Sunday, February 22, 2015

We're on a Mission from God

Reggie McNeal has devoted his life to calling God's people to get serious about God's mission.  In his book, Missional Communities: The Rise of Post-Congregational Church, here's how Reggie defines our mission:

1.the people of God,
We've been brought up in a world where church is a what, an it, something outside of me, something I go to, something I support, something I bring friends to. But the missional movement is about who. Until we get this, we will never join God in the streets where he is doing most of his work. Wherever I am, the church is already planted. Instead of planting "a" church, we plant "the" church.

2.partnering with God,
It's not our mission; it's his. We try to get God to fall in love with our efforts, when we need to fall in love with his mission. We consider "children's ministry" inside our walls, so we're so busy doing that, but we don't worry about the low reading levels of 3rd graders in our community.
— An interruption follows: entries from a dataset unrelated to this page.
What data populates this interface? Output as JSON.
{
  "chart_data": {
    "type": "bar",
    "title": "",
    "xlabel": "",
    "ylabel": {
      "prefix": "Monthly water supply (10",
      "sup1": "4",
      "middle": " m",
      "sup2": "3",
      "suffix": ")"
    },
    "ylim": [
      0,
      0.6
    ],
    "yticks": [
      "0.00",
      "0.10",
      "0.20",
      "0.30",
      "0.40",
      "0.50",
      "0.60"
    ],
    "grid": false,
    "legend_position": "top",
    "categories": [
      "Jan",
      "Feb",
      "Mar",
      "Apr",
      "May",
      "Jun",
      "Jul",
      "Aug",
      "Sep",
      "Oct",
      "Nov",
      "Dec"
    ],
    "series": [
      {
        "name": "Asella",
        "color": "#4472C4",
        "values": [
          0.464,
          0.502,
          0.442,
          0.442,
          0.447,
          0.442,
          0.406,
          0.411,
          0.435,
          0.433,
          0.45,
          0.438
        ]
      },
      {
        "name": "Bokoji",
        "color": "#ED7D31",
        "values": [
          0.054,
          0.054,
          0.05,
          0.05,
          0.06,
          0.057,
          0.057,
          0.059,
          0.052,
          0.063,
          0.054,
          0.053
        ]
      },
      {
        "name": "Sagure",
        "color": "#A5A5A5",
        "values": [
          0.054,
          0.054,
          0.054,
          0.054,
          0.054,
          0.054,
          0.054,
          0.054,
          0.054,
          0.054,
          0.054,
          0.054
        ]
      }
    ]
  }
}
We honor Sunday school teachers as doing children's ministry, but we don't honor public school teachers as doing children's ministry.

3.in his redemptive mission
One church cancelled staff meeting on Monday afternoon and sent everyone out to pray, in a place where people are: park, Wal-Mart, Starbucks, etc. For 60 minutes, they were to pray one prayer, "Lord, help me see what You see." When they came back to their institutional agenda, they shredded it and were recaptured by the heart of God for people. They sent the entire church out to do the same; that night they had the church write what God showed them.

4.in the world
What if we asked if marriages in our community were better next year? If schools were better? In Cincinnati, every single school teacher is placed on a prayer chain, and receives a letter asking for any prayer requests. Open our eyes.

We often loose sight of God's mission because we ask the wrong questions and come to the wrong conclusions about what God is calling us to do.  Reggie would say, "We need to change the way we keep score.

For instance, only church people ask, "How many were in church on Sunday."  God isn't anxiously waiting to hear the attendance figures for Sunday worship to determine how we're doing at his mission.

God has a different way of keeping score:
  • How many children will go to bed hungry?
  • How many marriages are in trouble?
  • How many sons and daughters feel abandoned?
  • How many people have lost their jobs?
  • How many have lost their homes?
  • How many have lost hope?
God doesn't count how many were in church on Sunday.  God counts who is missing!!!

Jesus said, "I have come to seek and to save that which is lost."  He didn't come to count and record those who are present.  His parables make that clear:
  • The Parable of the Lost Sheep (Luke 15:3-7)
  • The Parable of the Lost Coin (Luke 15:8-10)
  • The Parable of the Lost Son (Luke 15:11-32)
  • The Parable of the Lost Soul (Luke 19:1-10)
We don't have time to play church... We're on a Mission from God!